Notre Casares devenait de plus en plus maigre, de plus en plus tremblant et de plus en plus dépourvu de volonté, complètement absorbé par son unique et terrible désir. Sa peau prit d'abord la couleur du papier recyclé, puis celle de l'aluminium, elle devint brillante, comme un miroir déformant, un mirage ou une petite onde. Une sorte de bourdonnement semblait émaner de lui, quelque chose d'irritant en tout cas, qui empêchait les mouches de se poser sur son front en sueur. Parfois, la lumière dans sa chambre semblait se rassembler étrangement autour de lui, pulser et se concentrer autour de lui, comme si elle émanait de lui ou qu'il l'attirait, comme un aimant attire les copeaux de métal. C'était sans doute les messages codés qui s'accumulaient et s'entassaient dans la chambre de Casares, qui l'envahissaient et entraient en contradiction totalement illogique avec les ondes lumineuses, des ondes radio qui se brisaient sur les pentes de son monde émotionnel, qui se dépassaient et se superposaient les unes aux autres, créant des interférences déformées, amplifiées, se bousculant les unes les autres, et ballottant sa raison - celle de Casares – de plus en plus violemment comme un navire dans une tempête en haute mer.

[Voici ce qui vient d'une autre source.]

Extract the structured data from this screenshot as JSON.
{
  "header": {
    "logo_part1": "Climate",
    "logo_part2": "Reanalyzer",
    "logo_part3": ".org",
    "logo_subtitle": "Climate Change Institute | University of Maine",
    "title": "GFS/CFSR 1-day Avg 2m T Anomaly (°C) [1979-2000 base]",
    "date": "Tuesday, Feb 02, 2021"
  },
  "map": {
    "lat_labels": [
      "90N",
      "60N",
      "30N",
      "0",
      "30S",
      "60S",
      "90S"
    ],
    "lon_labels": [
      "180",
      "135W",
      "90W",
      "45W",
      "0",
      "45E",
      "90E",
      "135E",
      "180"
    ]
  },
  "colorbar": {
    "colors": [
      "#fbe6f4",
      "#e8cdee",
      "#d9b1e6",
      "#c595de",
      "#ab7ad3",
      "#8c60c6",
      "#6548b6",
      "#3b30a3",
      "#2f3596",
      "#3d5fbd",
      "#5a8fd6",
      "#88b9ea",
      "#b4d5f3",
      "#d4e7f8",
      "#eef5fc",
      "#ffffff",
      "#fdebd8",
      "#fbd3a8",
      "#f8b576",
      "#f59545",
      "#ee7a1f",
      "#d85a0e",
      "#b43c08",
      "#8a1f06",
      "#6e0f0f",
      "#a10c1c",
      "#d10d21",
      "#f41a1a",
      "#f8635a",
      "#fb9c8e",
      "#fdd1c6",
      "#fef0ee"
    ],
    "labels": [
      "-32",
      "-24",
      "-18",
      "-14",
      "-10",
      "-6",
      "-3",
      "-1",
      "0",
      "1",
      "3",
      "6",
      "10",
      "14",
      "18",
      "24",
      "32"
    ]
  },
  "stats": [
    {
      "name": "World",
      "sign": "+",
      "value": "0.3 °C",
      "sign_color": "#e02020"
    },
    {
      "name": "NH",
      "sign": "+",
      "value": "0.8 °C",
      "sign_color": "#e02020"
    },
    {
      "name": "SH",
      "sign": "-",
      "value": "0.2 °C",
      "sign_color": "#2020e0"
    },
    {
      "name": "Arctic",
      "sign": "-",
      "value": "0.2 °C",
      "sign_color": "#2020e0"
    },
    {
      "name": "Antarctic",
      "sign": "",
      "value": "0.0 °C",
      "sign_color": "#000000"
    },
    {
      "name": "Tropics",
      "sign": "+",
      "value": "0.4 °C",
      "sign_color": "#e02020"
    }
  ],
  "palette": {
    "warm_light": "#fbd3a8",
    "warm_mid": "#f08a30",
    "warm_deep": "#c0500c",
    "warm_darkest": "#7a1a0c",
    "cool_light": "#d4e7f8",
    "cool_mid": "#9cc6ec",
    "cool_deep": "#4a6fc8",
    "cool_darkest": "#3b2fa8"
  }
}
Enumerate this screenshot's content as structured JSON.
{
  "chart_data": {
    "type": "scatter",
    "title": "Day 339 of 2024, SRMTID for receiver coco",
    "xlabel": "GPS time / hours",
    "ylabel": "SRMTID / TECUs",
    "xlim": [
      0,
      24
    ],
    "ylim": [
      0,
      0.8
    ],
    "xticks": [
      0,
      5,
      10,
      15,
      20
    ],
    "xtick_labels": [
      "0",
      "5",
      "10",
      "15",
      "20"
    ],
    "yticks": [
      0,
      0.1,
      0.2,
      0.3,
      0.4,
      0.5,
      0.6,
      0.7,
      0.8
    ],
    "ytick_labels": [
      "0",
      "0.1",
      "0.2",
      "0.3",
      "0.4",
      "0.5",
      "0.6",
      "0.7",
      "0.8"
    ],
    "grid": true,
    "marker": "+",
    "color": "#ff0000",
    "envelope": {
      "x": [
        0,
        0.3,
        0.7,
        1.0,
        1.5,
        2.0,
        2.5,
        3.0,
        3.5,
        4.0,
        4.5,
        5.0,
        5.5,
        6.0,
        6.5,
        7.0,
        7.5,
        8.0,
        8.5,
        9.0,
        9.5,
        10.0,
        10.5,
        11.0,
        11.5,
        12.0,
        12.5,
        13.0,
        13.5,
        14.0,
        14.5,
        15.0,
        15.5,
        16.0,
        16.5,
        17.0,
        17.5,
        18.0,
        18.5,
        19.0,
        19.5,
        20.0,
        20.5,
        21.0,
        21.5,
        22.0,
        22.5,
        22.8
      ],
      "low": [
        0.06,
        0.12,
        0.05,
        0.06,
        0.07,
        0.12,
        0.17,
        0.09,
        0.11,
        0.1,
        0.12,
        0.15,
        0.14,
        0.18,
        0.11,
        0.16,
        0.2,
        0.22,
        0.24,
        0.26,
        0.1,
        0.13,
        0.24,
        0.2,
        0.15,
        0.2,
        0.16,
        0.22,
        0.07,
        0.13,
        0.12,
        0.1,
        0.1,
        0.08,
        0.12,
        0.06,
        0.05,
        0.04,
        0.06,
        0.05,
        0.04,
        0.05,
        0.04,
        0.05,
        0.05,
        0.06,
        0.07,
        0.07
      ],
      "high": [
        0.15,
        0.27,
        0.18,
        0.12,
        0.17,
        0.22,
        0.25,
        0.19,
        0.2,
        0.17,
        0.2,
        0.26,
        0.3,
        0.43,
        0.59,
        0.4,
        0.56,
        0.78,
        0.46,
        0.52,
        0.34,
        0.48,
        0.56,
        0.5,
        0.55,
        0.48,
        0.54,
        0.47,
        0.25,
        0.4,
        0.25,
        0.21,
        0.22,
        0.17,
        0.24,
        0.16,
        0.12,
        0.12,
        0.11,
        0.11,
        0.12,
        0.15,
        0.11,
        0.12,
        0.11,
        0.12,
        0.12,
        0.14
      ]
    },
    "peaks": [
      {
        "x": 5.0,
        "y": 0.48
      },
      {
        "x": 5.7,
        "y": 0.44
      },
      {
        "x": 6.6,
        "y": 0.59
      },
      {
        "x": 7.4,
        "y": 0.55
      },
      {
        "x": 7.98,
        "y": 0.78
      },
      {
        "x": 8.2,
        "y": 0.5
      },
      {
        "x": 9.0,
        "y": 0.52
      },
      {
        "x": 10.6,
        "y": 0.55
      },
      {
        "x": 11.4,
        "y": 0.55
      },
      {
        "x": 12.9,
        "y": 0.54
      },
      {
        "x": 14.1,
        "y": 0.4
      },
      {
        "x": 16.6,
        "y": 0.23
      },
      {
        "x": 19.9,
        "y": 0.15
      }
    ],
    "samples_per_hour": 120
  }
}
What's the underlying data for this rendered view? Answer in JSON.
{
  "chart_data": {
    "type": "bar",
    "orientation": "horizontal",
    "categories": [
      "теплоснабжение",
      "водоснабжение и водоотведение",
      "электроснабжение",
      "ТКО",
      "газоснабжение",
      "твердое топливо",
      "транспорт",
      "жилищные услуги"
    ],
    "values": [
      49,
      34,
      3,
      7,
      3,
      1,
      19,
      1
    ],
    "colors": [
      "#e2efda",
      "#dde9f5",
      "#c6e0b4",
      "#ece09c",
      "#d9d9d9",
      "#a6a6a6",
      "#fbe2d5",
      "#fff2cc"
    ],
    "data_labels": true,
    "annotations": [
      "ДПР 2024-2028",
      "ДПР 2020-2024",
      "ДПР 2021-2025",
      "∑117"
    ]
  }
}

Oui, une tempête se déchaînait dans sa chambre, fouettant les vagues, ou les vagues fouettant la tempête, s'amoncelant dans l'obscurité, assaillant et étouffant toute lumière, l'entraînant dans ses profondeurs, comme tout ce qui avait été - la raison de Casares, l'amour de Casares, le corps de Casares, la radio de Casares, la chambre de Casares et les mouches, écrasant tout puissamment dans un terrible remou regardant vers le ciel comme un œil, et dans lequel deux choses semblaient se disputer, deux choses réelles semblaient se battre, jusqu'à ce que finalement l'une d'elles l'emporte et sorte puissamment du remou, une chose innommable, un géant né de cette violence qui avait été si longtemps, si longtemps enfermée dans le signifiant, et qui est maintenant déchaînée et déformée, un géant né de la violence, un géant que vous connaissez. Vous savez.
Oui. C'est ainsi que la guerre naquit de la radio. C'est ainsi que le signifiant devint le signifié. C'est à peu près ça. Mais savez-vous ce que le géant portait sans s'en rendre compte ? Savez-vous ce qui lui collait aux talons sans qu'il s'en aperçoive ? Aux talons du géant était collée une petite chose délicate qui brille, un petit ange à la chevelure blonde tendant un arc en ricanant. Vous savez qui c'est, n'est-ce pas ? Oui, oui, vous savez qui c’est.
Et Casares, demandez-vous. Où est passé notre Casares ? Eh bien, ne demandez pas quelque chose d'aussi stupide. Il est ici, évidemment. Il est resté ici.